Author | : Pieter Jan Kuijper,Jan Wouters,Frank Hoffmeister,Geert de Baere,Thomas Ramopoulos |
Publisher | : OUP Oxford |
Release Date | : 2013-09-05 |
ISBN 10 | : 0191505110 |
Pages | : 1168 pages |
The European Union has established itself as a significant international legal actor. Understanding the EU's actions on the international plane requires an understanding of its constantly evolving constitutional and legal framework. This book presents the law of EU external relations in a concise and accessible manner for students, practitioners, and academics in the field.
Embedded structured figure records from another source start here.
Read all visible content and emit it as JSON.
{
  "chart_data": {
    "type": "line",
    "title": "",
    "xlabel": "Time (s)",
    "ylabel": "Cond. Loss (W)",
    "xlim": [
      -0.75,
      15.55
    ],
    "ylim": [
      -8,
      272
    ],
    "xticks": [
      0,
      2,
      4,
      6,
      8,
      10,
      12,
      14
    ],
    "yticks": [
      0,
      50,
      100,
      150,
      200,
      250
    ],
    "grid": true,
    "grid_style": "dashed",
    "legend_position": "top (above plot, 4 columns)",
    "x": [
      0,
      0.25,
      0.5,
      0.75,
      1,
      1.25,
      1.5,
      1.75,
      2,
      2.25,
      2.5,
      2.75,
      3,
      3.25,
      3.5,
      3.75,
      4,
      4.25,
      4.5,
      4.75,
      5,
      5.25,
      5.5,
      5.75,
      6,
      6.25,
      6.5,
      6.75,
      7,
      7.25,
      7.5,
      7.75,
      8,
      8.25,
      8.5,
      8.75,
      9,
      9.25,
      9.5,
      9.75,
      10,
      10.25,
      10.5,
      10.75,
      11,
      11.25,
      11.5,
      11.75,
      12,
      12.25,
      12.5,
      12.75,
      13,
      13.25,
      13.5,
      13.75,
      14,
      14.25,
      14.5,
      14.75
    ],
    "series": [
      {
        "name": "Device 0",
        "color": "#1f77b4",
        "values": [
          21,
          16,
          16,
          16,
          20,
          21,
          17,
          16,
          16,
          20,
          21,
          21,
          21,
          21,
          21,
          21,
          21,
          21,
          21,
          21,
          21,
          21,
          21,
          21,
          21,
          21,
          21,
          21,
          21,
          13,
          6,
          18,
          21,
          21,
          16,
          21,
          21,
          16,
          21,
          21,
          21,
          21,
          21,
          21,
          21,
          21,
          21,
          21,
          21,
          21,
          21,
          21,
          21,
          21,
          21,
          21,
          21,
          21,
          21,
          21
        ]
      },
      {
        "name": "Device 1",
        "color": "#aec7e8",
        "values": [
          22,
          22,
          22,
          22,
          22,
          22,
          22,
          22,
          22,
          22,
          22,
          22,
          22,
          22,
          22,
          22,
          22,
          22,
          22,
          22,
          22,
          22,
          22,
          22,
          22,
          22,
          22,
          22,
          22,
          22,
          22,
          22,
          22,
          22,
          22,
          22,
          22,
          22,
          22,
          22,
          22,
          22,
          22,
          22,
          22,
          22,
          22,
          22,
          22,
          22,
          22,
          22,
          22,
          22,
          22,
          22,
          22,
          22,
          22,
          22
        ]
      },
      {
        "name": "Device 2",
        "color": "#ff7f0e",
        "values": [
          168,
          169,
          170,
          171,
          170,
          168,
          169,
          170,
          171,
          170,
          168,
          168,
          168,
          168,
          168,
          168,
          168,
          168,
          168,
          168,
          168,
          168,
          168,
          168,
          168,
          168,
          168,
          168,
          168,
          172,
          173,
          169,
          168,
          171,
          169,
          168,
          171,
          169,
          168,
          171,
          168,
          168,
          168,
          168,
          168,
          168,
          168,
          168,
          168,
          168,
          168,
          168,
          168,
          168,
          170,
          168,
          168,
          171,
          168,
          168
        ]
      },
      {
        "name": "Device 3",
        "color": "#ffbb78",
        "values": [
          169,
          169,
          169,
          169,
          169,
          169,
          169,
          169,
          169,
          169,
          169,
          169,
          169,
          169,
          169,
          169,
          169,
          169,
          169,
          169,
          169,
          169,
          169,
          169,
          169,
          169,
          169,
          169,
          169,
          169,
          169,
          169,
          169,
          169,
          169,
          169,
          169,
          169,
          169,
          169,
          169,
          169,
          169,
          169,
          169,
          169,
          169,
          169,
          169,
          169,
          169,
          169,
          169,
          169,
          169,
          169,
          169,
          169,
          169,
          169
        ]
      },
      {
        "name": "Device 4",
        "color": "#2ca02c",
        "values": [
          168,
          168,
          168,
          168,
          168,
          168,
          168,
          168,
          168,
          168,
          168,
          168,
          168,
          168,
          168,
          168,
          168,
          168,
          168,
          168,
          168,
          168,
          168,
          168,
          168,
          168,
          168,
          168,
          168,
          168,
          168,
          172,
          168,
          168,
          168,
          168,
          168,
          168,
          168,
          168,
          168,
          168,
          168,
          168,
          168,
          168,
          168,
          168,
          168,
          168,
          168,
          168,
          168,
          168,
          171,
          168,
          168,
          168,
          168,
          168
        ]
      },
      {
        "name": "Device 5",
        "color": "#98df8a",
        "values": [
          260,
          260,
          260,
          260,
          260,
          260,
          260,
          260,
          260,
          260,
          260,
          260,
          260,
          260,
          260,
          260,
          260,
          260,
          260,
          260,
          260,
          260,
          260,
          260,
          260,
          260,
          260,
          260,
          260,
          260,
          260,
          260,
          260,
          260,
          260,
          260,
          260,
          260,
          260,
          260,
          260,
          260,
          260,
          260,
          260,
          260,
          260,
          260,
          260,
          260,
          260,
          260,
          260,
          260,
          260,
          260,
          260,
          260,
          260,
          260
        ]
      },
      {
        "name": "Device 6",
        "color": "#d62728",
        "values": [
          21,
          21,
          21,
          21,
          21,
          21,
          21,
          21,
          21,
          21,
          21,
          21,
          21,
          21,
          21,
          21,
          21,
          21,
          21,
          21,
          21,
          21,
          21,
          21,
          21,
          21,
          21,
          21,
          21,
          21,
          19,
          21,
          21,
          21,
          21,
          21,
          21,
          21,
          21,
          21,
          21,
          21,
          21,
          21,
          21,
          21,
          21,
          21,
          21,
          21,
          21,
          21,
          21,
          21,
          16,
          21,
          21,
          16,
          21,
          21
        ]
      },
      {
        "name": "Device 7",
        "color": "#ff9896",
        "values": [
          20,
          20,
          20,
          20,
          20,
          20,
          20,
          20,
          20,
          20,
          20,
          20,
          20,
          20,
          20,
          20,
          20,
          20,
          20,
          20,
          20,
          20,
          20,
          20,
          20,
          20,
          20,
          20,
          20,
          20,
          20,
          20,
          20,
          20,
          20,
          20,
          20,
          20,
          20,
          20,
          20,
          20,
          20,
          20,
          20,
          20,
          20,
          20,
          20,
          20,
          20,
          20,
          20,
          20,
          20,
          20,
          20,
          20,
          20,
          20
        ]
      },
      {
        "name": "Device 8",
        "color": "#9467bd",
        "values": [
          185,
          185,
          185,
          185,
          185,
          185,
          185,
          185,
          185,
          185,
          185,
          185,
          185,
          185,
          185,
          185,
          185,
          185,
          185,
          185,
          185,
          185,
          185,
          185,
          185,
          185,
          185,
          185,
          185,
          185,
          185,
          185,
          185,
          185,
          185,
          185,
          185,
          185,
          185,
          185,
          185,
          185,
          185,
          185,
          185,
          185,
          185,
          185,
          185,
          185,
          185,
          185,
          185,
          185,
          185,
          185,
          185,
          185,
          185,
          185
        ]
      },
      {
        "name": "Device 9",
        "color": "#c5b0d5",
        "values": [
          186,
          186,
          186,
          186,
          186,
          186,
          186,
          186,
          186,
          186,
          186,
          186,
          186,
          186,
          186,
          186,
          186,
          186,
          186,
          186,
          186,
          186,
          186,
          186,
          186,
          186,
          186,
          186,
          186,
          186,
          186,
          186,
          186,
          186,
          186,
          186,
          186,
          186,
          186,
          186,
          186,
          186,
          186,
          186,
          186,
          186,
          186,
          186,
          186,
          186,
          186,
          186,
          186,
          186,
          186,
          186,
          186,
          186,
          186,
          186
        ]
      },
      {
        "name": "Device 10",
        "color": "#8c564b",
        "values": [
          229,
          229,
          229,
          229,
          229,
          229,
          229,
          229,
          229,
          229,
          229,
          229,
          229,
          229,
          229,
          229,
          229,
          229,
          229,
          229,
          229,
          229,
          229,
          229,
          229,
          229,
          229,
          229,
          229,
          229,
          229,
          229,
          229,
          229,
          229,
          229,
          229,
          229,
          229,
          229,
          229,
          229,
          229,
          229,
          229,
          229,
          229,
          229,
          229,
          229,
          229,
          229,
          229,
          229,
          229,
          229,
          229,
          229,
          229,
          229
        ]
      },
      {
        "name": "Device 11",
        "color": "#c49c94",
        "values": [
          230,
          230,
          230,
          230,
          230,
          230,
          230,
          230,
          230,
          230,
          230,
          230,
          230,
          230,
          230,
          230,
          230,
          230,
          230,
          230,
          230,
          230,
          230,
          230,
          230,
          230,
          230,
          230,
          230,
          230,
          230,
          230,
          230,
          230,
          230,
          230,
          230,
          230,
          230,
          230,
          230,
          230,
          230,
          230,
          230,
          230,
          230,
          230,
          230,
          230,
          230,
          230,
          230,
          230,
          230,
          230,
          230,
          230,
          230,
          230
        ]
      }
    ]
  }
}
It combines chapters on the general basis of the Union's external action and its relation to international law with chapters which further explore the law and practice of the EU in the specialized fields of external action such as the common commercial policy, development cooperation, cooperation with third countries, humanitarian aid, the enlargement and neighbourhood policies, the external environmental policy, and the common foreign and security policy, as well as a chapter specifically dedicated to EU sanctions and countermeasures. Carefully selected primary documents are accompanied with analytic commentary on the issues they raise and their significance for the overall structure of EU external relations law. The primary materials selected include many important legal documents that are hard to find elsewhere but give a vital insight into the operation of EU external relations law in practice.